Silencio compartido
La radio prendida con la fritura de los informativos de la AM, los manteles individuales tejidos debajo de los adornos añejos, la pava y el mate estacionados en la mesa de la cocina que se superponen a la botella de licor abierta. Una escena casi detenida en el tiempo que se desarrolla en una de esas casas olvidadas por la inmensidad de Buenos Aires. De este tipo de instantáneas impasibles, pero recargadas de tensión latente, es que se compone Armonías del caos para insinuar los conflictos que quedan fuera de plano.
Con pocos elementos visuales y un elenco reducido, liderado por el veterano Lorenzo Quinteros, el debutante director Mauro López se vale del filtro en blanco y negro y los planos secuencia para lograr una atmósfera a la vez cotidiana y opresiva, capaz de reflejar las decisiones morales que los personajes se debaten a lo largo del film.
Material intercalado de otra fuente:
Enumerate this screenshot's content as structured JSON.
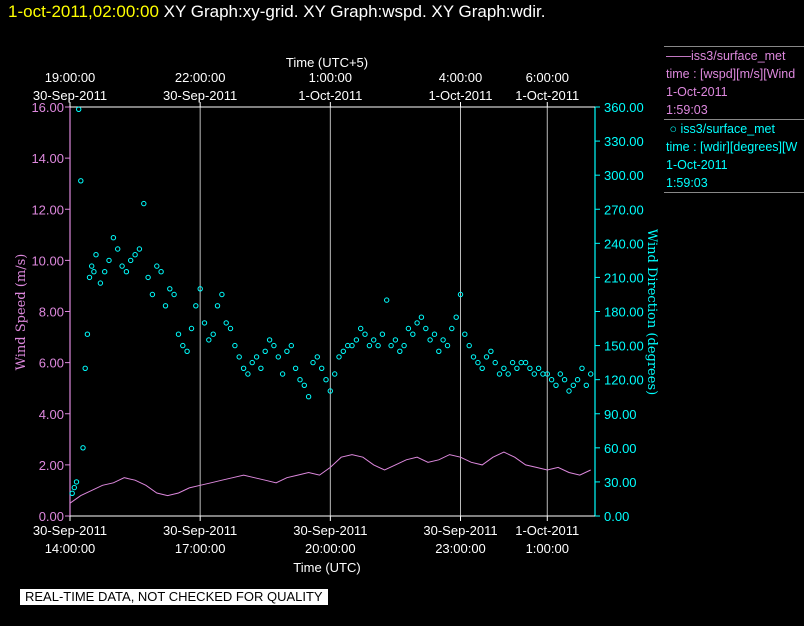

De forma escalonada, la historia es narrada a lo largo de un día en la vida de una pequeña familia de clase media-baja. Durante la primera mitad del film el eje central se sitúa en Alberto (Quinteros), un parco jubilado que vive junto a su hijo Fernando (Carlos Echavarría) y su nuera (María Laura Belmonte), y en el carácter dominante basado en insultos y actitudes agresivas que este ejerce sobre su núcleo familiar. Algo que se condice con la dificultad que posee para relacionarse con el mundo exterior, y que se ve representado a través de su alcoholismo y fetichismos. Sin embargo, la irrupción fallida de un ladrón en la casa será un quiebre fundamental en la tormentosa relación de padre e hijo, mientras deciden qué hacer con el delincuente que lograron reducir.
Las consecuencias de este incidente bisagra en el argumento dan pie a diversas reflexiones sobre la ética, la religión y hasta de la naturaleza instintiva del ser humano en su concepción del bien y el mal (especialmente durante las intervenciones de Sergio Pangaro como una suerte de deus ex machina del universo mafioso). Aquí es donde el buen despliegue actoral y la profundidad de los diálogos (y oportunos silencios) terminan replanteando una polémica impensada en cuanto a la justicia por mano propia y las distintas realidades sociales que pueden llevar a la delincuencia.
Mauro López juega con la carga simbólica de determinados planos y dualidades en escena que van más allá del mero manifiesto ideológico, sino que además brindan una libertad interpretativa aún mayor de lo que se puede apreciar a simple vista. De esta manera Armonías del caos se define mejor desde la sencillez con la que deja entrever que varias preguntas del argumento carecen de una respuesta clara, precisamente porque es intencional que dependa del público darles una solución. El debate está servido.